Revealing high hydrogen evolution activity in zinc porphyrin sensitized hierarchical porous TiO2 photocatalysts

Abstract

In this work, a dye/TiO2 system for hydrogen generation via the reduction of water has been investigated. The use of simple and template free synthesis process for hierarchical porous architecture of TiO2 (HPT) with a panchromatic Zinc-porphyrin (LG5) sensitizer has been identified as the potential material in photoinduced hydrogen production. The effect of the dye absorbed by the Pt-HPT has been tested for the hydrogen production under visible light irradiation in presence of triethanolamine (TEOA) or Glycerol (Gly) as sacrificial electron donor (SED). The enhanced activity and effective charge transfer from the dye to the TiO2 molecule is significant in the PHPT-LG5 composite. The PHPT-LG5 catalyst exhibited higher photocatalytic activity of 4196 μmol g−1 h−1 with an impressive turnover numbers (TON) of 8392 and apparent quantum yield (AQY) of 7.43% of light irradiation using 450 W Xe lamp when compared to the corresponding simple semiconductor as well as the N719 dye loaded catalysts.
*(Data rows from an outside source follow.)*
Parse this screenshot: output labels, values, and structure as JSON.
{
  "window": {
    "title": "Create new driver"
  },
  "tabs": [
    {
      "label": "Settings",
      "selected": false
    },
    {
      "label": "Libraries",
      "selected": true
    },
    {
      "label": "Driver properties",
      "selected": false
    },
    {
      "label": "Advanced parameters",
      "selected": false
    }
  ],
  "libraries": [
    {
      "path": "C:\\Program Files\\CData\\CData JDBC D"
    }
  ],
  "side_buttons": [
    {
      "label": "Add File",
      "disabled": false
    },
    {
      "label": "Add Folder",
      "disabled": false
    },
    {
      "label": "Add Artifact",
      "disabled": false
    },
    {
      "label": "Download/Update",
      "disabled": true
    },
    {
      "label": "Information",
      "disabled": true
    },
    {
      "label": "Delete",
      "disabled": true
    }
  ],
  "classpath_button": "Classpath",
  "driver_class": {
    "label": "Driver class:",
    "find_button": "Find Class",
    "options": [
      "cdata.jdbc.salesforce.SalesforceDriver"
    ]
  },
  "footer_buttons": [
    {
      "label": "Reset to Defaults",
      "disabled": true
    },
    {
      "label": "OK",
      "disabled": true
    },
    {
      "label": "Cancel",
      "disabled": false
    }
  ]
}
The acrylic group present in the dye molecule helps in binding the semiconductor with the dye molecule and leads to superior photocatalytic activity. The diffuse reflectance spectroscopy (DRS), and computational studies of the dye molecule and the composite suggests the better photocatalytic performance of the composite. The Fourier Transform Infra-Red Spectroscopy (FTIR) studies reveals the strong attachment of the dye molecule with the semiconductor hierarchical porous TiO2 (HPT) results in the enhancement in hydrogen production, the stability tests of the photocatalyst shows higher reproducibility at neutral pH in TEOA. A systematic study of LG5 with sacrificial electron donors and pH were performed and are correlated with the photocatalytic activity of N719 dye. The presence of the cyanoacrylic group as an anchoring group in the LG5 leads to red shift in S and Q bands suggesting the efficient intramolecular charge transfer behavior (CT) and possess strategies for broadening the light harvesting properties. The present work opens up a new window toward solar energy conversion with extended light harvesting capacity and enhanced photocatalytic activity.